Almost instantly, the door opened. Andra’s eyes grew in fear, recognition, and eventually dimmed. Hera stood before her. Her skin darker than she remembered, sunlines dominated her eyes and forehead. Hera’s eyes burned brighter than before, but softer. Less drained by the world around her. The two locked eyes, not blinking, staring past the exterior, examining the interior. Andra found her heart swelling uncomfortably and broke her gaze, her eyes drawn to a half-empty carton of cigarettes lying on the floor. The only glimpse of Hera’s mask being false. Hera took a stride forward, Andra unconsciously took one back but was quickly drawn into a deep embrace. Her face pressed into the muscular crook of Hera’s neck.

“I’m so glad you came,” Hera said softly.

Hera pulled away from the embrace and held Andra’s face between her two calloused hands. They rubbed hard against her soft cheeks.

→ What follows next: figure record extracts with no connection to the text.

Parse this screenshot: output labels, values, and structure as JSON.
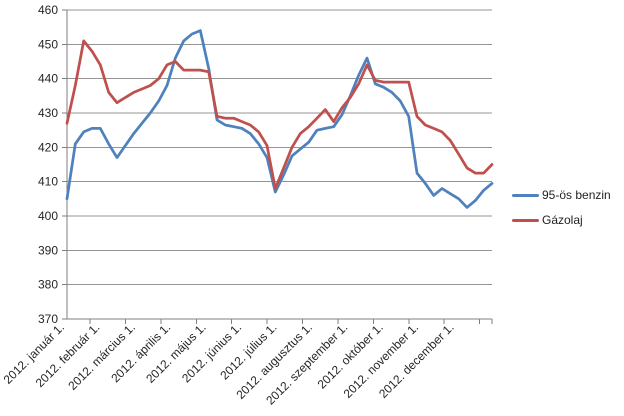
{
  "chart_data": {
    "type": "line",
    "title": "",
    "xlabel": "",
    "ylabel": "",
    "x_unit": "weekly observations, year 2012",
    "x_tick_labels": [
      "2012. január 1.",
      "2012. február 1.",
      "2012. március 1.",
      "2012. április 1.",
      "2012. május 1.",
      "2012. június 1.",
      "2012. július 1.",
      "2012. augusztus 1.",
      "2012. szeptember 1.",
      "2012. október 1.",
      "2012. november 1.",
      "2012. december 1."
    ],
    "y_ticks": [
      370,
      380,
      390,
      400,
      410,
      420,
      430,
      440,
      450,
      460
    ],
    "ylim": [
      370,
      460
    ],
    "grid": true,
    "legend_position": "right",
    "series": [
      {
        "name": "95-ös benzin",
        "color": "#4F81BD",
        "values": [
          405,
          421,
          424.5,
          425.5,
          425.5,
          421,
          417,
          420.5,
          424,
          427,
          430,
          433.5,
          438,
          446,
          451,
          453,
          454,
          443,
          428,
          426.5,
          426,
          425.5,
          424,
          421,
          417,
          407,
          412,
          417.5,
          419.5,
          421.5,
          425,
          425.5,
          426,
          429.5,
          435,
          441,
          446,
          438.5,
          437.5,
          436,
          433.5,
          429,
          412.5,
          409.5,
          406,
          408,
          406.5,
          405,
          402.5,
          404.5,
          407.5,
          409.5
        ]
      },
      {
        "name": "Gázolaj",
        "color": "#C0504D",
        "values": [
          427,
          438,
          451,
          448,
          444,
          436,
          433,
          434.5,
          436,
          437,
          438,
          440,
          444,
          445,
          442.5,
          442.5,
          442.5,
          442,
          429,
          428.5,
          428.5,
          427.5,
          426.5,
          424.5,
          420.5,
          408,
          414,
          420,
          424,
          426,
          428.5,
          431,
          427.5,
          431.5,
          434.5,
          438.5,
          444,
          439.5,
          439,
          439,
          439,
          439,
          429,
          426.5,
          425.5,
          424.5,
          422,
          418,
          414,
          412.5,
          412.5,
          415
        ]
      }
    ]
  },
  "colors": {
    "background": "#FFFFFF",
    "gridline": "#949494",
    "axis": "#7F7F7F",
    "tick": "#7F7F7F",
    "label_text": "#262626"
  }
}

“Come in,” Hera said, leading her in.

Andra followed and passed the threshold. Hera’s house was much nicer than her temporary apartment, sparkled with more personal flourishes than one saw in most homes on Kropotkin. There was a mixture of cigarette smoke and incense from a candle lit on the windowsill. Its smoke barely perceptible against the grey of the world outside. Hera bent down to pick up the carton on the ground and took one of the cigarettes out and lit up, before ushering Andra onto one of the seats opposite her. Andra sat down awkwardly, her legs stiffly pressed together, her body locked upright.